Sydney (dpa) l Natürlich denkt man zum 65. Geburtstag auch an den Tod. Und daran, was man der Welt einmal hinterlassen wird. Wenn es bei Jane Campion, Neuseelands bekanntester Filmemacherin, bald schon so weit wäre, stünde überall: die einzige Frau, die jemals die Goldenen Palme von Cannes gewann. Aber in ein paar Jahren, wenn hoffentlich auch andere Frauen die Auszeichnung geholt haben werden, und lange darüber hinaus, wird eine Aufnahme von ihr bleiben: das Bild eines Pianos an einem menschenleeren schwarzen Strand.

Triumph mit "Das Píano"

Heute wird Jane Campion 65 Jahre alt. Ihr größter Triumph liegt nun schon mehr als ein Vierteljahrhundert zurück.
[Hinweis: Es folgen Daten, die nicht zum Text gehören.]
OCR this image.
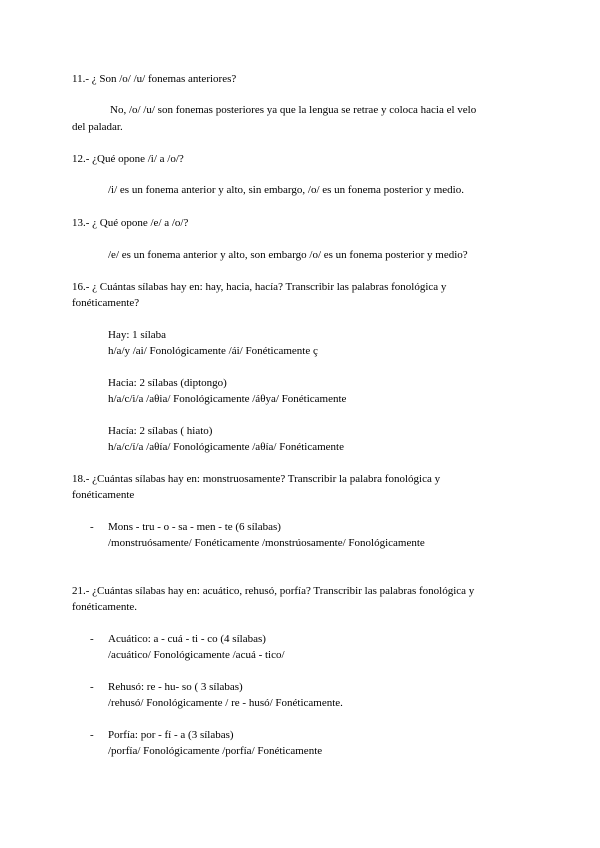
11.- ¿ Son /o/ /u/ fonemas anteriores?
No, /o/ /u/ son fonemas posteriores ya que la lengua se retrae y coloca hacia el velo
del paladar.
12.- ¿Qué opone /i/ a /o/?
/i/ es un fonema anterior y alto, sin embargo, /o/ es un fonema posterior y medio.
13.- ¿ Qué opone /e/ a /o/?
/e/ es un fonema anterior y alto, son embargo /o/ es un fonema posterior y medio?
16.- ¿ Cuántas sílabas hay en: hay, hacia, hacía? Transcribir las palabras fonológica y
fonéticamente?
Hay: 1 sílaba
h/a/y /ai/ Fonológicamente /ái/ Fonéticamente ç
Hacia: 2 sílabas (diptongo)
h/a/c/i/a /aθia/ Fonológicamente /áθya/ Fonéticamente
Hacía: 2 sílabas ( hiato)
h/a/c/í/a /aθía/ Fonológicamente /aθía/ Fonéticamente
18.- ¿Cuántas sílabas hay en: monstruosamente? Transcribir la palabra fonológica y
fonéticamente
- Mons - tru - o - sa - men - te (6 sílabas)
/monstruósamente/ Fonéticamente /monstrúosamente/ Fonológicamente
21.- ¿Cuántas sílabas hay en: acuático, rehusó, porfía? Transcribir las palabras fonológica y
fonéticamente.
- Acuático: a - cuá - ti - co (4 sílabas)
/acuático/ Fonológicamente /acuá - tico/
- Rehusó: re - hu- so ( 3 sílabas)
/rehusó/ Fonológicamente / re - husó/ Fonéticamente.
- Porfía: por - fí - a (3 sílabas)
/porfía/ Fonológicamente /porfía/ Fonéticamente
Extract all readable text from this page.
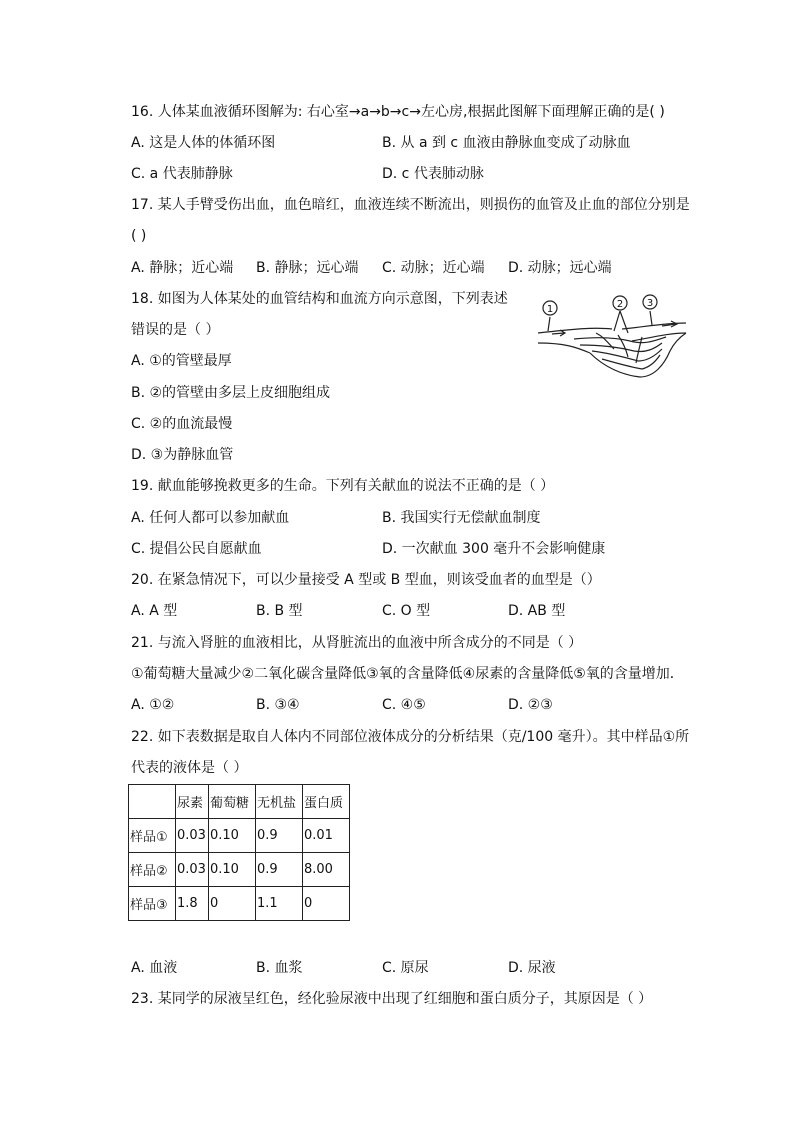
16. 人体某血液循环图解为: 右心室→a→b→c→左心房,根据此图解下面理解正确的是( )
A. 这是人体的体循环图	B. 从 a 到 c 血液由静脉血变成了动脉血
C. a 代表肺静脉	D. c 代表肺动脉
17. 某人手臂受伤出血，血色暗红，血液连续不断流出，则损伤的血管及止血的部位分别是
( )
A. 静脉；近心端 B. 静脉；远心端 C. 动脉；近心端 D. 动脉；远心端
18. 如图为人体某处的血管结构和血流方向示意图，下列表述
错误的是（ ）
A. ①的管壁最厚
B. ②的管壁由多层上皮细胞组成
C. ②的血流最慢
D. ③为静脉血管
1	2 3
19. 献血能够挽救更多的生命。下列有关献血的说法不正确的是（ ）
A. 任何人都可以参加献血	B. 我国实行无偿献血制度
C. 提倡公民自愿献血	D. 一次献血 300 毫升不会影响健康
20. 在紧急情况下，可以少量接受 A 型或 B 型血，则该受血者的血型是（）
A. A 型	B. B 型	C. O 型	D. AB 型
21. 与流入肾脏的血液相比，从肾脏流出的血液中所含成分的不同是（ ）
①葡萄糖大量减少②二氧化碳含量降低③氧的含量降低④尿素的含量降低⑤氧的含量增加．
A. ①②	B. ③④	C. ④⑤	D. ②③
22. 如下表数据是取自人体内不同部位液体成分的分析结果（克/100 毫升）。其中样品①所
代表的液体是（ ）
	尿素	葡萄糖	无机盐	蛋白质
样品①	0.03	0.10	0.9	0.01
样品②	0.03	0.10	0.9	8.00
样品③	1.8	0	1.1	0
A. 血液	B. 血浆	C. 原尿	D. 尿液
23. 某同学的尿液呈红色，经化验尿液中出现了红细胞和蛋白质分子，其原因是（ ）
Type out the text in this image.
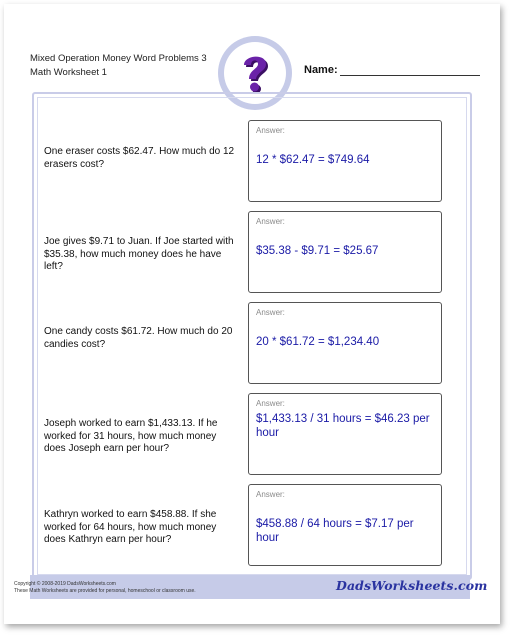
Mixed Operation Money Word Problems 3
Math Worksheet 1	Name:
One eraser costs $62.47. How much do 12 erasers cost?
Answer:
12 * $62.47 = $749.64
Joe gives $9.71 to Juan. If Joe started with $35.38, how much money does he have left?
Answer:
$35.38 - $9.71 = $25.67
One candy costs $61.72. How much do 20 candies cost?
Answer:
20 * $61.72 = $1,234.40
Joseph worked to earn $1,433.13. If he worked for 31 hours, how much money does Joseph earn per hour?
Answer:
$1,433.13 / 31 hours = $46.23 per hour
Kathryn worked to earn $458.88. If she worked for 64 hours, how much money does Kathryn earn per hour?
Answer:
$458.88 / 64 hours = $7.17 per hour
Copyright © 2008-2019 DadsWorksheets.com
These Math Worksheets are provided for personal, homeschool or classroom use.	DadsWorksheets.com
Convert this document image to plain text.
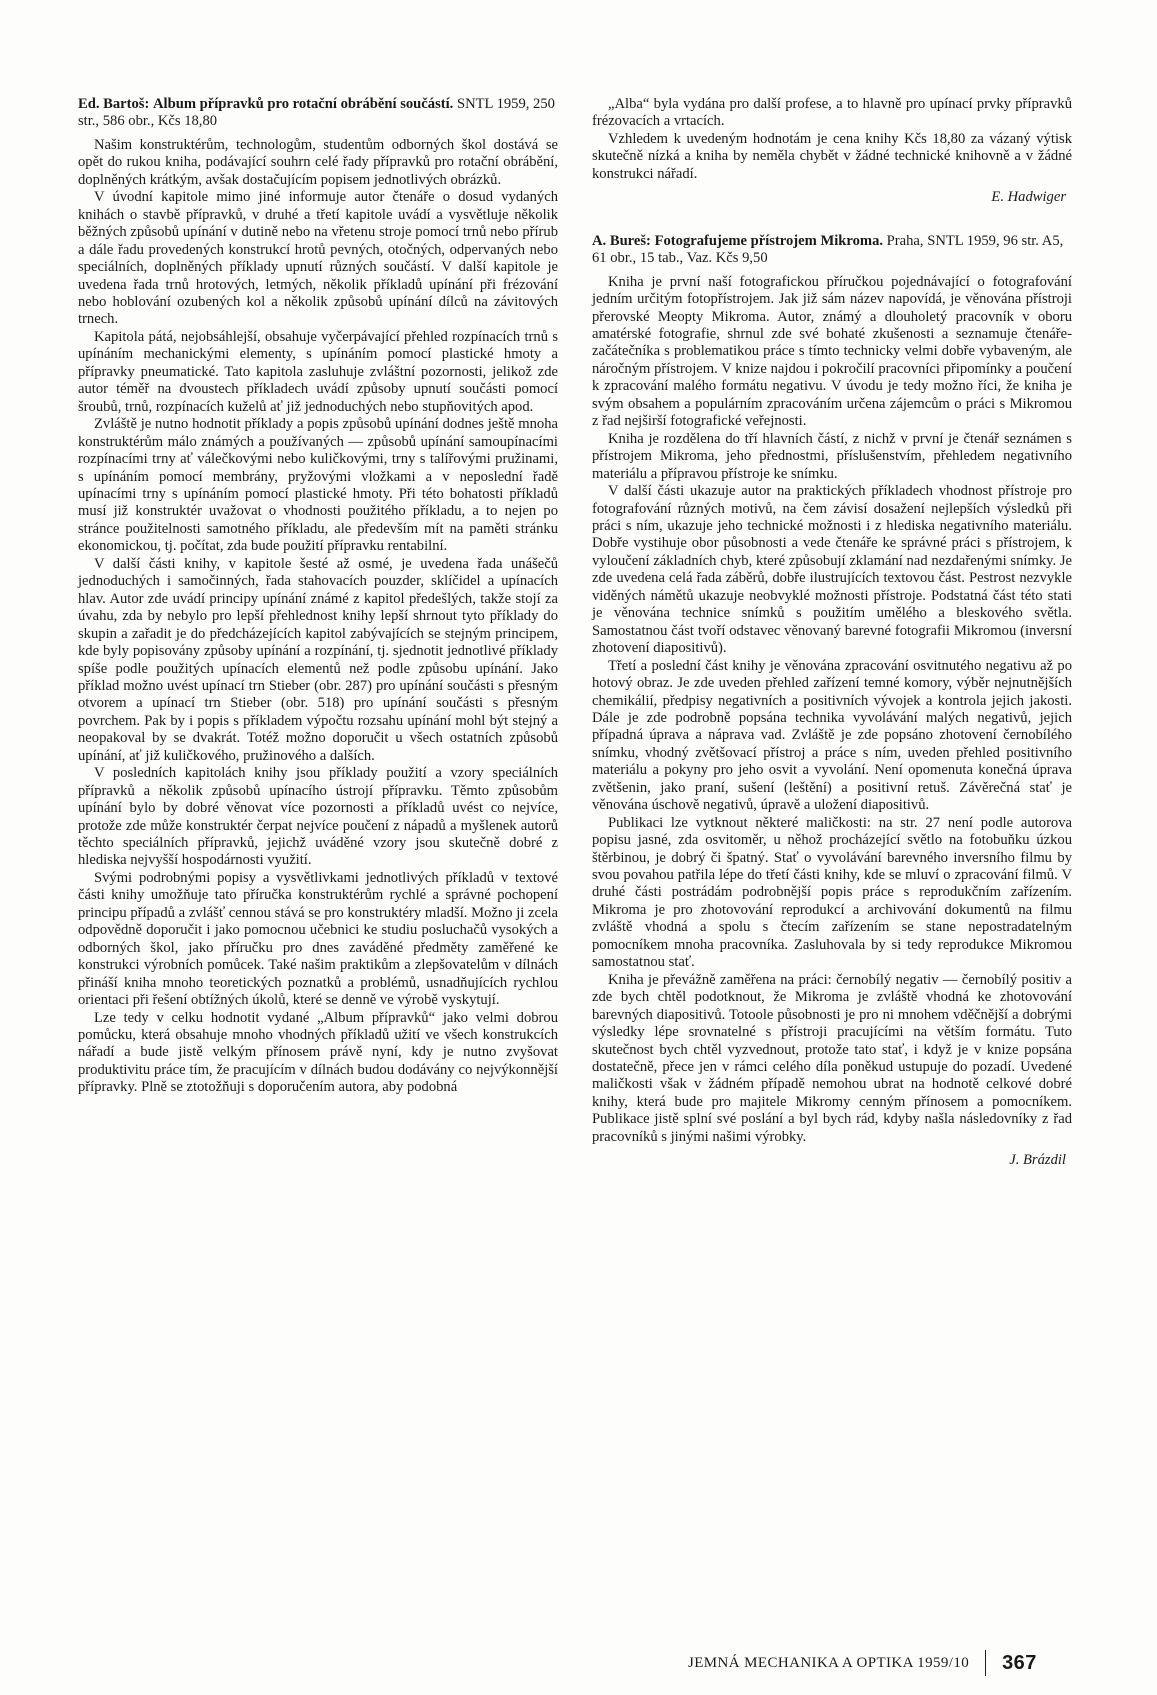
Ed. Bartoš: Album přípravků pro rotační obrábění součástí. SNTL 1959, 250 str., 586 obr., Kčs 18,80

Našim konstruktérům, technologům, studentům odborných škol dostává se opět do rukou kniha, podávající souhrn celé řady přípravků pro rotační obrábění, doplněných krátkým, avšak dostačujícím popisem jednotlivých obrázků.

V úvodní kapitole mimo jiné informuje autor čtenáře o dosud vydaných knihách o stavbě přípravků, v druhé a třetí kapitole uvádí a vysvětluje několik běžných způsobů upínání v dutině nebo na vřetenu stroje pomocí trnů nebo přírub a dále řadu provedených konstrukcí hrotů pevných, otočných, odpervaných nebo speciálních, doplněných příklady upnutí různých součástí. V další kapitole je uvedena řada trnů hrotových, letmých, několik příkladů upínání při frézování nebo hoblování ozubených kol a několik způsobů upínání dílců na závitových trnech.

Kapitola pátá, nejobsáhlejší, obsahuje vyčerpávající přehled rozpínacích trnů s upínáním mechanickými elementy, s upínáním pomocí plastické hmoty a přípravky pneumatické. Tato kapitola zasluhuje zvláštní pozornosti, jelikož zde autor téměř na dvoustech příkladech uvádí způsoby upnutí součásti pomocí šroubů, trnů, rozpínacích kuželů ať již jednoduchých nebo stupňovitých apod.

Zvláště je nutno hodnotit příklady a popis způsobů upínání dodnes ještě mnoha konstruktérům málo známých a používaných — způsobů upínání samoupínacími rozpínacími trny ať válečkovými nebo kuličkovými, trny s talířovými pružinami, s upínáním pomocí membrány, pryžovými vložkami a v neposlední řadě upínacími trny s upínáním pomocí plastické hmoty. Při této bohatosti příkladů musí již konstruktér uvažovat o vhodnosti použitého příkladu, a to nejen po stránce použitelnosti samotného příkladu, ale především mít na paměti stránku ekonomickou, tj. počítat, zda bude použití přípravku rentabilní.

V další části knihy, v kapitole šesté až osmé, je uvedena řada unášečů jednoduchých i samočinných, řada stahovacích pouzder, sklíčidel a upínacích hlav. Autor zde uvádí principy upínání známé z kapitol předešlých, takže stojí za úvahu, zda by nebylo pro lepší přehlednost knihy lepší shrnout tyto příklady do skupin a zařadit je do předcházejících kapitol zabývajících se stejným principem, kde byly popisovány způsoby upínání a rozpínání, tj. sjednotit jednotlivé příklady spíše podle použitých upínacích elementů než podle způsobu upínání. Jako příklad možno uvést upínací trn Stieber (obr. 287) pro upínání součásti s přesným otvorem a upínací trn Stieber (obr. 518) pro upínání součásti s přesným povrchem. Pak by i popis s příkladem výpočtu rozsahu upínání mohl být stejný a neopakoval by se dvakrát. Totéž možno doporučit u všech ostatních způsobů upínání, ať již kuličkového, pružinového a dalších.

V posledních kapitolách knihy jsou příklady použití a vzory speciálních přípravků a několik způsobů upínacího ústrojí přípravku. Těmto způsobům upínání bylo by dobré věnovat více pozornosti a příkladů uvést co nejvíce, protože zde může konstruktér čerpat nejvíce poučení z nápadů a myšlenek autorů těchto speciálních přípravků, jejichž uváděné vzory jsou skutečně dobré z hlediska nejvyšší hospodárnosti využití.

Svými podrobnými popisy a vysvětlivkami jednotlivých příkladů v textové části knihy umožňuje tato příručka konstruktérům rychlé a správné pochopení principu případů a zvlášť cennou stává se pro konstruktéry mladší. Možno ji zcela odpovědně doporučit i jako pomocnou učebnici ke studiu posluchačů vysokých a odborných škol, jako příručku pro dnes zaváděné předměty zaměřené ke konstrukci výrobních pomůcek. Také našim praktikům a zlepšovatelům v dílnách přináší kniha mnoho teoretických poznatků a problémů, usnadňujících rychlou orientaci při řešení obtížných úkolů, které se denně ve výrobě vyskytují.

Lze tedy v celku hodnotit vydané „Album přípravků“ jako velmi dobrou pomůcku, která obsahuje mnoho vhodných příkladů užití ve všech konstrukcích nářadí a bude jistě velkým přínosem právě nyní, kdy je nutno zvyšovat produktivitu práce tím, že pracujícím v dílnách budou dodávány co nejvýkonnější přípravky. Plně se ztotožňuji s doporučením autora, aby podobná

„Alba“ byla vydána pro další profese, a to hlavně pro upínací prvky přípravků frézovacích a vrtacích.

Vzhledem k uvedeným hodnotám je cena knihy Kčs 18,80 za vázaný výtisk skutečně nízká a kniha by neměla chybět v žádné technické knihovně a v žádné konstrukci nářadí.

E. Hadwiger

A. Bureš: Fotografujeme přístrojem Mikroma. Praha, SNTL 1959, 96 str. A5, 61 obr., 15 tab., Vaz. Kčs 9,50

Kniha je první naší fotografickou příručkou pojednávající o fotografování jedním určitým fotopřístrojem. Jak již sám název napovídá, je věnována přístroji přerovské Meopty Mikroma. Autor, známý a dlouholetý pracovník v oboru amatérské fotografie, shrnul zde své bohaté zkušenosti a seznamuje čtenáře-začátečníka s problematikou práce s tímto technicky velmi dobře vybaveným, ale náročným přístrojem. V knize najdou i pokročilí pracovníci připomínky a poučení k zpracování malého formátu negativu. V úvodu je tedy možno říci, že kniha je svým obsahem a populárním zpracováním určena zájemcům o práci s Mikromou z řad nejširší fotografické veřejnosti.

Kniha je rozdělena do tří hlavních částí, z nichž v první je čtenář seznámen s přístrojem Mikroma, jeho přednostmi, příslušenstvím, přehledem negativního materiálu a přípravou přístroje ke snímku.

V další části ukazuje autor na praktických příkladech vhodnost přístroje pro fotografování různých motivů, na čem závisí dosažení nejlepších výsledků při práci s ním, ukazuje jeho technické možnosti i z hlediska negativního materiálu. Dobře vystihuje obor působnosti a vede čtenáře ke správné práci s přístrojem, k vyloučení základních chyb, které způsobují zklamání nad nezdařenými snímky. Je zde uvedena celá řada záběrů, dobře ilustrujících textovou část. Pestrost nezvykle viděných námětů ukazuje neobvyklé možnosti přístroje. Podstatná část této stati je věnována technice snímků s použitím umělého a bleskového světla. Samostatnou část tvoří odstavec věnovaný barevné fotografii Mikromou (inversní zhotovení diapositivů).

Třetí a poslední část knihy je věnována zpracování osvitnutého negativu až po hotový obraz. Je zde uveden přehled zařízení temné komory, výběr nejnutnějších chemikálií, předpisy negativních a positivních vývojek a kontrola jejich jakosti. Dále je zde podrobně popsána technika vyvolávání malých negativů, jejich případná úprava a náprava vad. Zvláště je zde popsáno zhotovení černobílého snímku, vhodný zvětšovací přístroj a práce s ním, uveden přehled positivního materiálu a pokyny pro jeho osvit a vyvolání. Není opomenuta konečná úprava zvětšenin, jako praní, sušení (leštění) a positivní retuš. Závěrečná stať je věnována úschově negativů, úpravě a uložení diapositivů.

Publikaci lze vytknout některé maličkosti: na str. 27 není podle autorova popisu jasné, zda osvitoměr, u něhož procházející světlo na fotobuňku úzkou štěrbinou, je dobrý či špatný. Stať o vyvolávání barevného inversního filmu by svou povahou patřila lépe do třetí části knihy, kde se mluví o zpracování filmů. V druhé části postrádám podrobnější popis práce s reprodukčním zařízením. Mikroma je pro zhotovování reprodukcí a archivování dokumentů na filmu zvláště vhodná a spolu s čtecím zařízením se stane nepostradatelným pomocníkem mnoha pracovníka. Zasluhovala by si tedy reprodukce Mikromou samostatnou stať.

Kniha je převážně zaměřena na práci: černobílý negativ — černobílý positiv a zde bych chtěl podotknout, že Mikroma je zvláště vhodná ke zhotovování barevných diapositivů. Totoole působnosti je pro ni mnohem vděčnější a dobrými výsledky lépe srovnatelné s přístroji pracujícími na větším formátu. Tuto skutečnost bych chtěl vyzvednout, protože tato stať, i když je v knize popsána dostatečně, přece jen v rámci celého díla poněkud ustupuje do pozadí. Uvedené maličkosti však v žádném případě nemohou ubrat na hodnotě celkové dobré knihy, která bude pro majitele Mikromy cenným přínosem a pomocníkem. Publikace jistě splní své poslání a byl bych rád, kdyby našla následovníky z řad pracovníků s jinými našimi výrobky.

J. Brázdil

JEMNÁ MECHANIKA A OPTIKA 1959/10 367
Mit „Das Piano“ holte sie im Mai 1993 in Cannes die vielleicht wichtigste Auszeichnung des europäischen Kinos und dann noch drei Oscars dazu. Es ist ein Melodram um eine stumme schottische Einwanderin im Neuseeland des 19. Jahrhunderts. In der berühmtesten Szene spielt die Frau am Strand von Karekare Beach an Neuseelands Westküste Klavier.

Dass sich Campion die Palme damals mit dem Chinesen Chen Kaige („Lebewohl, meine Konkubine“) teilen musste, ist fast vergessen. Und dass auf den größten Triumph die größte Tragödie ihres Lebens folgte auch. Einen Monat später starb ihr Sohn Jasper. Er wurde nur zwölf Tage alt. Dann bekam sie eine Tochter: Alice Englert, die heute Schauspielerin („Beautiful Creatures“) ist.

Studium in London und Sydney

Das liegt so in der Familie. Jane Campions eigene Mutter war eine von Neuseelands bekanntesten Schauspielerinnen, der Vater ein erfolgreicher Theater- und Opernregisseur. Sie selbst studierte in London und Sydney Kunst und Film. Noch als Studentin wurde sie 1982 in Cannes für ihren ersten Kurzfilm ausgezeichnet, „Orangenschalen“. Mit Filmen wie „Sweetie“ und „Ein Engel an meiner Tafel“ wurde sie schnell zu einer der bekanntesten Frauen im Autorenkino.

Den Erfolg von „Das Piano“ konnte sie im Kino dann allerdings nicht mehr wiederholen. Die Henry-James-Verfilmung „Portrait of a Lady“ mit Nicole Kidman und der Erotik-Thriller „In The Cut“ mit Meg Ryan fielen bei der Kritik durch und an den Kassen auch. Dann wurde es still um sie. „Ich habe mir ein paar Jahre Auszeit genommen, um darüber nachzudenken, wie ich die Dinge machen will. Und, um meine Tochter groß werden zu lassen“, sagte sie später dazu.

Viel Lob für "Top of the Lake"

Erst für die TV-Krimiserie „Top of the Lake“, von der es inzwischen zwei Staffeln mit zwölf Folgen gibt (2013/17), bekam Campion wieder viel Lob. Insbesondere begeisterte sich die Kritik wie früher schon in den Kinofilmen an den starken Frauenfiguren und den großartigen Landschaften. Die erste Staffel spielte in einem Kaff in ihrer Heimat Neuseeland, die zweite größtenteils in Sydney, wo Campion seit den 1980er Jahren lebt. Derzeit arbeitet sie an einem neuen Kinofilm.